“The Sad Case of Simon the Sorcerer”Categories: Bulletin Articles, M. W. Bassford
When it begins, the chronicle of Acts 8:4-24 looks like another one of the success stories of the early church. As often happens throughout the book, when someone (in this case, Philip the Evangelist) brings the gospel to a new location (in this case, the city of Samaria), it is received with joy. As also happens, like Elymas in Cyprus, Sosthenes in Corinth, and Demetrius in Ephesus, an opponent of the gospel emerges, somebody who views the early church as spiritual competition. In Acts 8, this opponent is Simon, a (stage) magician who had been leading the people astray for a good while.
However, in Acts 8, the narrative doesn’t go in the expected direction. Rather than being blinded or getting beaten, Simon himself becomes a disciple. He believes in Jesus! He is baptized! Indeed, he abandons his deceptive lifestyle, following Philip and being amazed himself rather than amazing others.
Tragically, events expose Simon to a temptation that he fails to resist. Peter and John come to town and, as only apostles can do, begin to impart miraculous spiritual gifts to others by laying hands on them. Simon’s reaction, though, reveals that despite his conversion, he has come to the Lord with significant baggage. He offers the apostles money in exchange for the ability to pass along the Holy Spirit himself.

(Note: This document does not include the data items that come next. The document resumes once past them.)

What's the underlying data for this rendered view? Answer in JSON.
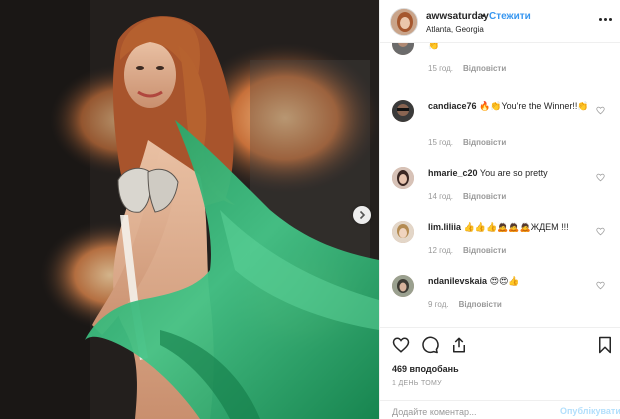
{
  "header": {
    "username": "awwsaturday",
    "separator": "•",
    "follow_label": "Стежити",
    "location": "Atlanta, Georgia"
  },
  "comments": [
    {
      "username": "",
      "text": "👏",
      "time": "15 год.",
      "reply": "Відповісти"
    },
    {
      "username": "candiace76",
      "text": "🔥👏You're the Winner!!👏",
      "time": "15 год.",
      "reply": "Відповісти"
    },
    {
      "username": "hmarie_c20",
      "text": "You are so pretty",
      "time": "14 год.",
      "reply": "Відповісти"
    },
    {
      "username": "lim.liliia",
      "text": "👍👍👍🙇🙇🙇ЖДЕМ !!!",
      "time": "12 год.",
      "reply": "Відповісти"
    },
    {
      "username": "ndanilevskaia",
      "text": "😍😍👍",
      "time": "9 год.",
      "reply": "Відповісти"
    }
  ],
  "likes": "469 вподобань",
  "timestamp": "1 ДЕНЬ ТОМУ",
  "add_comment": {
    "placeholder": "Додайте коментар...",
    "post_label": "Опублікувати"
  },
  "icons": {
    "heart": "heart-icon",
    "comment": "comment-icon",
    "share": "share-icon",
    "bookmark": "bookmark-icon",
    "more": "more-options-icon",
    "next": "chevron-right-icon"
  },
  "colors": {
    "accent": "#3897f0",
    "post_disabled": "#b2dffc",
    "muted": "#999999",
    "dress": "#2fa36b"
  }
}
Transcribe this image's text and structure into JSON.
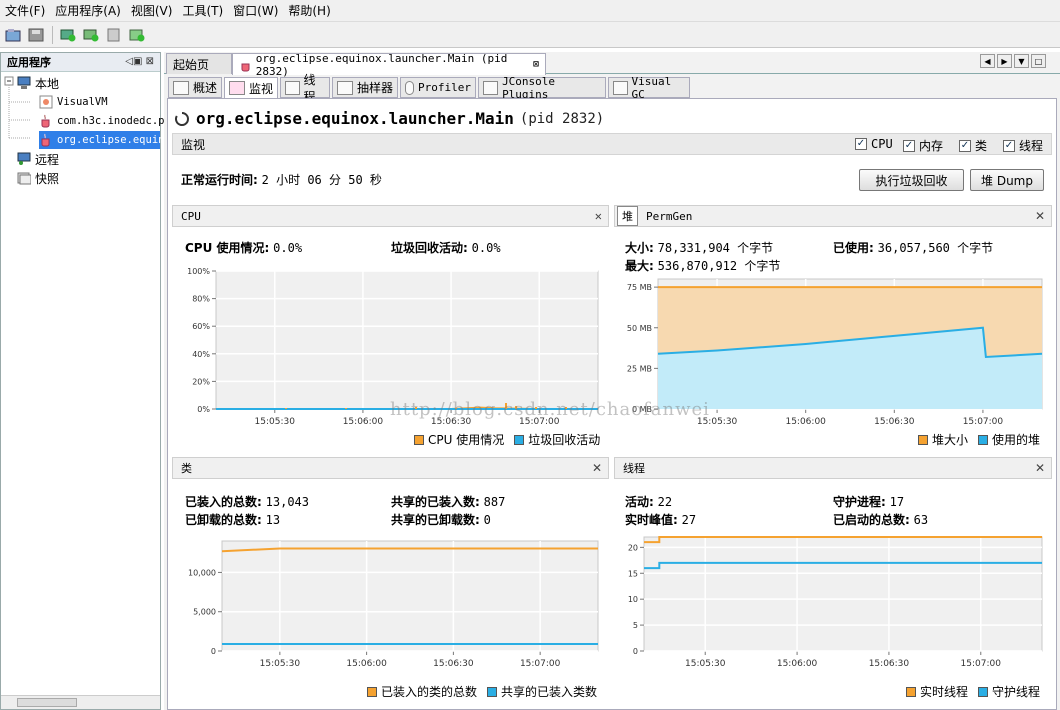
{
  "menubar": {
    "items": [
      "文件(F)",
      "应用程序(A)",
      "视图(V)",
      "工具(T)",
      "窗口(W)",
      "帮助(H)"
    ]
  },
  "toolbar": {
    "icons": [
      "open-icon",
      "save-icon",
      "add-jmx-icon",
      "add-host-icon",
      "add-snapshot-icon",
      "add-coredump-icon"
    ]
  },
  "leftpanel": {
    "title": "应用程序",
    "controls": "◁▣ ⊠",
    "tree": {
      "local": "本地",
      "visualvm": "VisualVM",
      "h3c": "com.h3c.inodedc.p",
      "eclipse": "org.eclipse.equin",
      "remote": "远程",
      "snapshots": "快照"
    }
  },
  "doctabs": {
    "start": "起始页",
    "main": "org.eclipse.equinox.launcher.Main (pid 2832)"
  },
  "subtabs": [
    "概述",
    "监视",
    "线程",
    "抽样器",
    "Profiler",
    "JConsole Plugins",
    "Visual GC"
  ],
  "page": {
    "title": "org.eclipse.equinox.launcher.Main",
    "pid": "(pid 2832)"
  },
  "monitor": {
    "label": "监视",
    "checks": [
      "CPU",
      "内存",
      "类",
      "线程"
    ],
    "uptime_label": "正常运行时间:",
    "uptime_value": "2 小时 06 分 50 秒",
    "gc_button": "执行垃圾回收",
    "heapdump_button": "堆 Dump"
  },
  "cpu": {
    "title": "CPU",
    "usage_label": "CPU 使用情况:",
    "usage_value": "0.0%",
    "gc_label": "垃圾回收活动:",
    "gc_value": "0.0%",
    "yticks": [
      "100%",
      "80%",
      "60%",
      "40%",
      "20%",
      "0%"
    ],
    "xticks": [
      "15:05:30",
      "15:06:00",
      "15:06:30",
      "15:07:00"
    ],
    "legend": [
      "CPU 使用情况",
      "垃圾回收活动"
    ]
  },
  "heap": {
    "tab_heap": "堆",
    "tab_perm": "PermGen",
    "size_label": "大小:",
    "size_value": "78,331,904 个字节",
    "used_label": "已使用:",
    "used_value": "36,057,560 个字节",
    "max_label": "最大:",
    "max_value": "536,870,912 个字节",
    "yticks": [
      "75 MB",
      "50 MB",
      "25 MB",
      "0 MB"
    ],
    "xticks": [
      "15:05:30",
      "15:06:00",
      "15:06:30",
      "15:07:00"
    ],
    "legend": [
      "堆大小",
      "使用的堆"
    ]
  },
  "classes": {
    "title": "类",
    "loaded_label": "已装入的总数:",
    "loaded_value": "13,043",
    "shared_loaded_label": "共享的已装入数:",
    "shared_loaded_value": "887",
    "unloaded_label": "已卸载的总数:",
    "unloaded_value": "13",
    "shared_unloaded_label": "共享的已卸载数:",
    "shared_unloaded_value": "0",
    "yticks": [
      "10,000",
      "5,000",
      "0"
    ],
    "xticks": [
      "15:05:30",
      "15:06:00",
      "15:06:30",
      "15:07:00"
    ],
    "legend": [
      "已装入的类的总数",
      "共享的已装入类数"
    ]
  },
  "threads": {
    "title": "线程",
    "live_label": "活动:",
    "live_value": "22",
    "daemon_label": "守护进程:",
    "daemon_value": "17",
    "peak_label": "实时峰值:",
    "peak_value": "27",
    "started_label": "已启动的总数:",
    "started_value": "63",
    "yticks": [
      "20",
      "15",
      "10",
      "5",
      "0"
    ],
    "xticks": [
      "15:05:30",
      "15:06:00",
      "15:06:30",
      "15:07:00"
    ],
    "legend": [
      "实时线程",
      "守护线程"
    ]
  },
  "watermark": "http://blog.csdn.net/chaofanwei",
  "colors": {
    "orange": "#f5a230",
    "blue": "#2aaee4",
    "heapFill": "#f7d9b0",
    "usedFill": "#c2ebf9",
    "selection": "#2f7fe8"
  },
  "chart_data": [
    {
      "type": "line",
      "title": "CPU",
      "x": [
        "15:05:10",
        "15:05:30",
        "15:06:00",
        "15:06:30",
        "15:06:40",
        "15:06:45",
        "15:07:00",
        "15:07:20"
      ],
      "series": [
        {
          "name": "CPU 使用情况",
          "values": [
            0,
            0,
            0,
            0,
            1,
            0.5,
            0,
            0
          ]
        },
        {
          "name": "垃圾回收活动",
          "values": [
            0,
            0,
            0,
            0,
            0,
            0,
            0,
            0
          ]
        }
      ],
      "ylim": [
        0,
        100
      ]
    },
    {
      "type": "area",
      "title": "堆",
      "x": [
        "15:05:10",
        "15:05:30",
        "15:06:00",
        "15:06:30",
        "15:07:00",
        "15:07:01",
        "15:07:20"
      ],
      "series": [
        {
          "name": "堆大小",
          "values": [
            75,
            75,
            75,
            75,
            75,
            75,
            75
          ]
        },
        {
          "name": "使用的堆",
          "values": [
            34,
            36,
            40,
            45,
            50,
            32,
            34
          ]
        }
      ],
      "ylim": [
        0,
        80
      ]
    },
    {
      "type": "line",
      "title": "类",
      "x": [
        "15:05:10",
        "15:05:30",
        "15:06:00",
        "15:06:30",
        "15:07:00",
        "15:07:20"
      ],
      "series": [
        {
          "name": "已装入的类的总数",
          "values": [
            12700,
            13043,
            13043,
            13043,
            13043,
            13043
          ]
        },
        {
          "name": "共享的已装入类数",
          "values": [
            887,
            887,
            887,
            887,
            887,
            887
          ]
        }
      ],
      "ylim": [
        0,
        14000
      ]
    },
    {
      "type": "line",
      "title": "线程",
      "x": [
        "15:05:10",
        "15:05:15",
        "15:05:30",
        "15:06:00",
        "15:06:30",
        "15:07:00",
        "15:07:20"
      ],
      "series": [
        {
          "name": "实时线程",
          "values": [
            21,
            22,
            22,
            22,
            22,
            22,
            22
          ]
        },
        {
          "name": "守护线程",
          "values": [
            16,
            17,
            17,
            17,
            17,
            17,
            17
          ]
        }
      ],
      "ylim": [
        0,
        22
      ]
    }
  ]
}
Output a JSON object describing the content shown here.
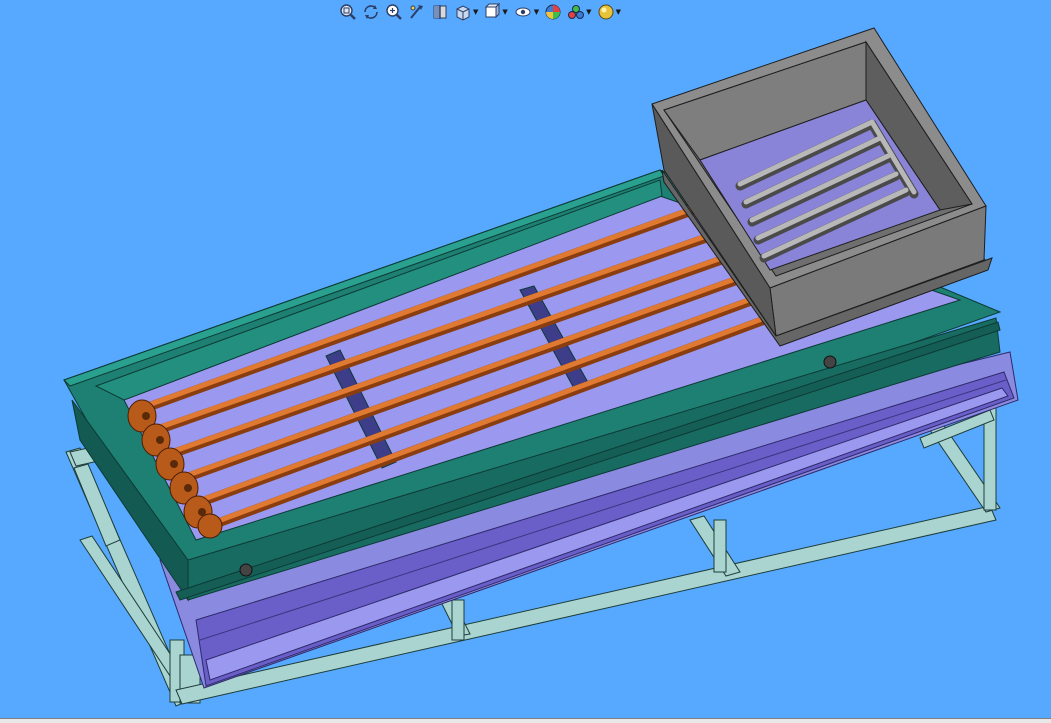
{
  "viewport": {
    "background": "#56a9ff"
  },
  "heads_up_toolbar": {
    "items": [
      {
        "name": "zoom-to-fit-icon"
      },
      {
        "name": "rotate-view-icon"
      },
      {
        "name": "zoom-to-area-icon"
      },
      {
        "name": "previous-view-icon"
      },
      {
        "name": "section-view-icon"
      },
      {
        "name": "view-orientation-icon",
        "has_dropdown": true
      },
      {
        "name": "display-style-icon",
        "has_dropdown": true
      },
      {
        "name": "hide-show-items-icon",
        "has_dropdown": true
      },
      {
        "name": "edit-appearance-icon"
      },
      {
        "name": "apply-scene-icon",
        "has_dropdown": true
      },
      {
        "name": "view-settings-icon",
        "has_dropdown": true
      }
    ]
  },
  "model": {
    "colors": {
      "frame": "#a9d4d0",
      "frame_edge": "#1f3d3a",
      "tray": "#8a8ae0",
      "tray_dark": "#6a5ec8",
      "tank": "#1e7f73",
      "tank_dark": "#135a52",
      "tank_floor": "#9b98f0",
      "pipe": "#c8651f",
      "pipe_light": "#e88a45",
      "hopper": "#7b7b7b",
      "hopper_dark": "#555555",
      "grate": "#a0a0a0"
    }
  }
}
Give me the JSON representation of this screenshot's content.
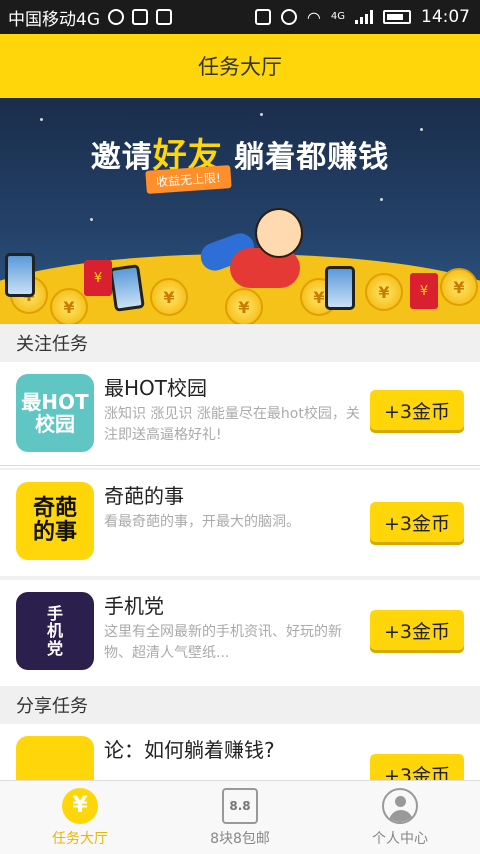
{
  "status_bar": {
    "carrier": "中国移动4G",
    "network": "4G",
    "time": "14:07"
  },
  "header": {
    "title": "任务大厅"
  },
  "banner": {
    "headline_pre": "邀请",
    "headline_big": "好友",
    "headline_post": " 躺着都赚钱",
    "badge": "收益无上限!",
    "coin_symbol": "¥",
    "redpack_symbol": "¥"
  },
  "sections": {
    "follow": "关注任务",
    "share": "分享任务"
  },
  "tasks": [
    {
      "thumb": "最HOT\n校园",
      "title": "最HOT校园",
      "desc": "涨知识 涨见识 涨能量尽在最hot校园，关注即送高逼格好礼!",
      "reward": "+3金币"
    },
    {
      "thumb": "奇葩\n的事",
      "title": "奇葩的事",
      "desc": "看最奇葩的事，开最大的脑洞。",
      "reward": "+3金币"
    },
    {
      "thumb": "手\n机\n党",
      "title": "手机党",
      "desc": "这里有全网最新的手机资讯、好玩的新物、超清人气壁纸...",
      "reward": "+3金币"
    },
    {
      "thumb": "",
      "title": "论：如何躺着赚钱?",
      "desc": "",
      "reward": "+3金币"
    }
  ],
  "tabbar": [
    {
      "label": "任务大厅",
      "icon": "yen-icon",
      "glyph": "¥"
    },
    {
      "label": "8块8包邮",
      "icon": "cart-icon",
      "glyph": "8.8"
    },
    {
      "label": "个人中心",
      "icon": "user-icon",
      "glyph": ""
    }
  ],
  "colors": {
    "accent": "#ffd60a",
    "active_tab": "#e6b800",
    "status_bar": "#1b1b1b"
  }
}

Though the text doesn’t say so, we can infer that Simon wasn’t planning to offer those gifts for free.
Peter forthrightly condemns Simon for his covetous heart, and Simon’s ambiguous reply leaves us uncertain whether he has repented or not. Ultimately, he proves to be little different than the other villains of the book of Acts.
Nonetheless, Simon’s example offers us two valuable spiritual lessons. First, he shows us that it is all too possible for us to fall away. This is denied by Calvinists, who hold to the doctrine of eternal security. Typically, they will argue that Simon wasn’t really saved. He only appeared to be.
However, rather than offering security, this argument merely replaces uncertainty about our ultimate fate with uncertainty about our initial salvation. If Simon was not saved despite having believed and having been baptized, none of us can be sure that we were saved through belief and baptism either. Additionally, if Jesus says in Mark 16:16 that those who believe and are baptized will be saved, who are we to disagree, even in the case of Simon?
Second, Simon shows how the flaws in our character before we come to the Lord can distort our service to Him. He had been a con man, and despite his awe at the power of God, it ultimately meant nothing more to him than a way to make money. So too for us. If we are not careful, the lust, pride, or greed that ruled us before Christ will simply find a new expression in a religious context. If we wish to inherit eternal life, we must succeed where Simon failed by making no provision for the flesh and its lusts.